The business address for the Reporting Persons is 299 South Main Street, Suite 2300, Salt Lake City, UT 84111.
LEP II LLC is the general partner of LEP II LP, which is an investment limited partnership. LEP III LLC is the general partner of LEP III LP, which is an investment limited partnership. LEP Management is the investment advisor of LEP II LP and LEP III LP. Legacy is the manager of LEP II LLC and LEP III LLC. Mr. Leavitt is the sole owner of Legacy.
During the last five years, none of the Reporting Persons has been convicted in any criminal proceeding (excluding traffic violations or similar misdemeanors).
During the last five years, none of the Reporting Persons has been a party to a civil proceeding of a judicial or administrative body of competent jurisdiction and as a result of such proceeding was or is subject to a judgment, decree or final order enjoining future violations of, or prohibiting or mandating activities subject to, Federal or state securities laws or finding any violation with respect to such laws.
Item 3. | Source and Amount of Funds or Other Considerations |
Item 3 is amended and supplemented as follows:
As described in Item 4 below, on April 6, 2023, the Reporting Persons purchased an aggregate of 9,838,997 units (the “Units”) from the Issuer for aggregate consideration of approximately $11 million, pursuant to the Purchase Agreement (as defined in Item 4 below). The Reporting Persons used cash on hand for these purchases.
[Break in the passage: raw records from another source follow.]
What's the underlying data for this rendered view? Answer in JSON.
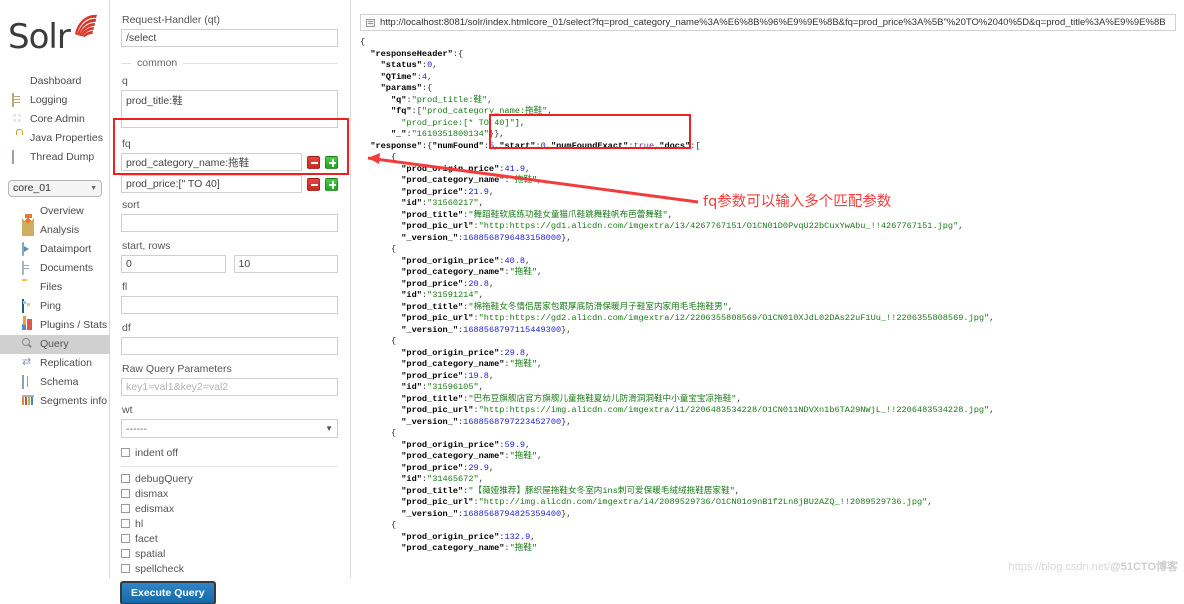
{
  "brand": {
    "name": "Solr",
    "logo_icon": "solr-sun-logo"
  },
  "sidebar": {
    "top_items": [
      {
        "label": "Dashboard",
        "icon": "cloud-icon"
      },
      {
        "label": "Logging",
        "icon": "envelope-icon"
      },
      {
        "label": "Core Admin",
        "icon": "grid-icon"
      },
      {
        "label": "Java Properties",
        "icon": "lock-icon"
      },
      {
        "label": "Thread Dump",
        "icon": "stack-icon"
      }
    ],
    "core_selector": {
      "value": "core_01",
      "caret_icon": "chevron-down-icon"
    },
    "core_items": [
      {
        "label": "Overview",
        "icon": "home-icon",
        "active": false
      },
      {
        "label": "Analysis",
        "icon": "funnel-icon",
        "active": false
      },
      {
        "label": "Dataimport",
        "icon": "import-icon",
        "active": false
      },
      {
        "label": "Documents",
        "icon": "page-icon",
        "active": false
      },
      {
        "label": "Files",
        "icon": "folder-icon",
        "active": false
      },
      {
        "label": "Ping",
        "icon": "ping-icon",
        "active": false
      },
      {
        "label": "Plugins / Stats",
        "icon": "plug-icon",
        "active": false
      },
      {
        "label": "Query",
        "icon": "search-icon",
        "active": true
      },
      {
        "label": "Replication",
        "icon": "replication-icon",
        "active": false
      },
      {
        "label": "Schema",
        "icon": "book-icon",
        "active": false
      },
      {
        "label": "Segments info",
        "icon": "segments-icon",
        "active": false
      }
    ]
  },
  "form": {
    "request_handler_label": "Request-Handler (qt)",
    "request_handler_value": "/select",
    "common_legend": "common",
    "q_label": "q",
    "q_value": "prod_title:鞋",
    "fq_label": "fq",
    "fq_values": [
      "prod_category_name:拖鞋",
      "prod_price:[\" TO 40]"
    ],
    "fq_remove_icon": "minus-button",
    "fq_add_icon": "plus-button",
    "sort_label": "sort",
    "sort_value": "",
    "start_rows_label": "start, rows",
    "start_value": "0",
    "rows_value": "10",
    "fl_label": "fl",
    "fl_value": "",
    "df_label": "df",
    "df_value": "",
    "raw_label": "Raw Query Parameters",
    "raw_placeholder": "key1=val1&key2=val2",
    "wt_label": "wt",
    "wt_value": "------",
    "indent_label": "indent off",
    "options": [
      "debugQuery",
      "dismax",
      "edismax",
      "hl",
      "facet",
      "spatial",
      "spellcheck"
    ],
    "execute_label": "Execute Query"
  },
  "result": {
    "url_icon": "link-icon",
    "url": "http://localhost:8081/solr/index.htmlcore_01/select?fq=prod_category_name%3A%E6%8B%96%E9%9E%8B&fq=prod_price%3A%5B\"%20TO%2040%5D&q=prod_title%3A%E9%9E%8B",
    "response_header": {
      "status": 0,
      "QTime": 4,
      "params": {
        "q": "prod_title:鞋",
        "fq": [
          "prod_category_name:拖鞋",
          "prod_price:[* TO 40]"
        ],
        "_": "1610351800134"
      }
    },
    "response": {
      "numFound": 5,
      "start": 0,
      "numFoundExact": true,
      "docs": [
        {
          "prod_origin_price": 41.9,
          "prod_category_name": "拖鞋",
          "prod_price": 21.9,
          "id": "31560217",
          "prod_title": "舞蹈鞋软底练功鞋女童猫爪鞋跳舞鞋帆布芭蕾舞鞋",
          "prod_pic_url": "http:https://gd1.alicdn.com/imgextra/i3/4267767151/O1CN01D0PvqU22bCuxYwAbu_!!4267767151.jpg",
          "_version_": 1688568796483158024
        },
        {
          "prod_origin_price": 40.8,
          "prod_category_name": "拖鞋",
          "prod_price": 20.8,
          "id": "31591214",
          "prod_title": "棉拖鞋女冬情侣居家包跟厚底防滑保暖月子鞋室内家用毛毛拖鞋男",
          "prod_pic_url": "http:https://gd2.alicdn.com/imgextra/i2/2206355808569/O1CN010XJdL02DAs22uF1Uu_!!2206355808569.jpg",
          "_version_": 1688568797115449359
        },
        {
          "prod_origin_price": 29.8,
          "prod_category_name": "拖鞋",
          "prod_price": 19.8,
          "id": "31596105",
          "prod_title": "巴布豆旗舰店官方旗舰儿童拖鞋夏幼儿防滑洞洞鞋中小童宝宝凉拖鞋",
          "prod_pic_url": "http:https://img.alicdn.com/imgextra/i1/2206483534228/O1CN011NDVXn1b6TA29NWjL_!!2206483534228.jpg",
          "_version_": 1688568797223452684
        },
        {
          "prod_origin_price": 59.9,
          "prod_category_name": "拖鞋",
          "prod_price": 29.9,
          "id": "31465672",
          "prod_title": "【薇娅推荐】豚织屋拖鞋女冬室内ins刺可爱保暖毛绒绒拖鞋居家鞋",
          "prod_pic_url": "http://img.alicdn.com/imgextra/i4/2089529736/O1CN01o9nB1f2Ln8jBU2AZQ_!!2089529736.jpg",
          "_version_": 1688568794825359370
        },
        {
          "prod_origin_price": 132.9,
          "prod_category_name": "拖鞋"
        }
      ]
    }
  },
  "annotation": {
    "note": "fq参数可以输入多个匹配参数",
    "highlight_color": "#ef2020"
  },
  "watermark": {
    "url": "https://blog.csdn.net/",
    "tag": "@51CTO博客"
  }
}
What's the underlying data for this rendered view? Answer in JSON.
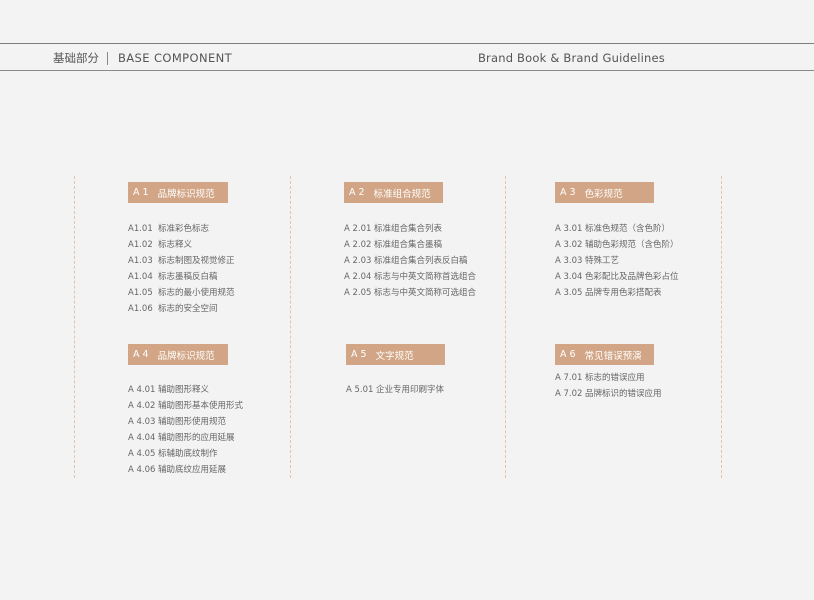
{
  "header": {
    "cn_title": "基础部分",
    "en_title": "BASE COMPONENT",
    "right_title": "Brand Book & Brand Guidelines"
  },
  "sections": [
    {
      "code": "A 1",
      "title": "品牌标识规范",
      "items": [
        {
          "code": "A1.01",
          "label": "标准彩色标志"
        },
        {
          "code": "A1.02",
          "label": "标志释义"
        },
        {
          "code": "A1.03",
          "label": "标志制图及视觉修正"
        },
        {
          "code": "A1.04",
          "label": "标志墨稿反白稿"
        },
        {
          "code": "A1.05",
          "label": "标志的最小使用规范"
        },
        {
          "code": "A1.06",
          "label": "标志的安全空间"
        }
      ]
    },
    {
      "code": "A 2",
      "title": "标准组合规范",
      "items": [
        {
          "code": "A 2.01",
          "label": "标准组合集合列表"
        },
        {
          "code": "A 2.02",
          "label": "标准组合集合墨稿"
        },
        {
          "code": "A 2.03",
          "label": "标准组合集合列表反白稿"
        },
        {
          "code": "A 2.04",
          "label": "标志与中英文简称首选组合"
        },
        {
          "code": "A 2.05",
          "label": "标志与中英文简称可选组合"
        }
      ]
    },
    {
      "code": "A 3",
      "title": "色彩规范",
      "items": [
        {
          "code": "A 3.01",
          "label": "标准色规范（含色阶）"
        },
        {
          "code": "A 3.02",
          "label": "辅助色彩规范（含色阶）"
        },
        {
          "code": "A 3.03",
          "label": "特殊工艺"
        },
        {
          "code": "A 3.04",
          "label": "色彩配比及品牌色彩占位"
        },
        {
          "code": "A 3.05",
          "label": "品牌专用色彩搭配表"
        }
      ]
    },
    {
      "code": "A 4",
      "title": "品牌标识规范",
      "items": [
        {
          "code": "A 4.01",
          "label": "辅助图形释义"
        },
        {
          "code": "A 4.02",
          "label": "辅助图形基本使用形式"
        },
        {
          "code": "A 4.03",
          "label": "辅助图形使用规范"
        },
        {
          "code": "A 4.04",
          "label": "辅助图形的应用延展"
        },
        {
          "code": "A 4.05",
          "label": "标辅助底纹制作"
        },
        {
          "code": "A 4.06",
          "label": "辅助底纹应用延展"
        }
      ]
    },
    {
      "code": "A 5",
      "title": "文字规范",
      "items": [
        {
          "code": "A 5.01",
          "label": "企业专用印刷字体"
        }
      ]
    },
    {
      "code": "A 6",
      "title": "常见错误预演",
      "items": [
        {
          "code": "A 7.01",
          "label": "标志的错误应用"
        },
        {
          "code": "A 7.02",
          "label": "品牌标识的错误应用"
        }
      ]
    }
  ],
  "colors": {
    "accent": "#d1a585",
    "background": "#f3f3f3",
    "divider": "#e0c4ad"
  }
}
Item 4. | Purpose of Transaction |
Item 4 is hereby amended and supplemented as follows:
Purchase Agreement
On April 6, 2023 (the “Closing Date”), pursuant to the purchase agreement, dated as of March 30, 2023 (the “Purchase Agreement”), by and among the Issuer and the purchasers named therein, including the Reporting Persons (collectively, the “Purchasers”), LEP II LP and LEP III LP purchased from the Issuer 894,454 and 8,944,543 Units, respectively, at a purchase price of approximately $1.1938 per Unit (the “Private Placement”). Pursuant to the Purchase Agreement, each Unit consists of one share of Class A Common Stock and 0.75 of a warrant to purchase one share of Class A Common Stock (the “Common Warrants”). As a result, LEP II LP’s Units consist of 894,454 shares of Class A Common Stock and 670,841 Common Warrants, and LEP III LP’s Units consist of 8,944,543 shares of Class A Common Stock and 6,708,407 Common Warrants. Each of the Common
Warrants has an exercise price of $1.13 per share and is exercisable by the holder at any time on or after the Closing Date. The Common Warrants expire five years following the Closing Date.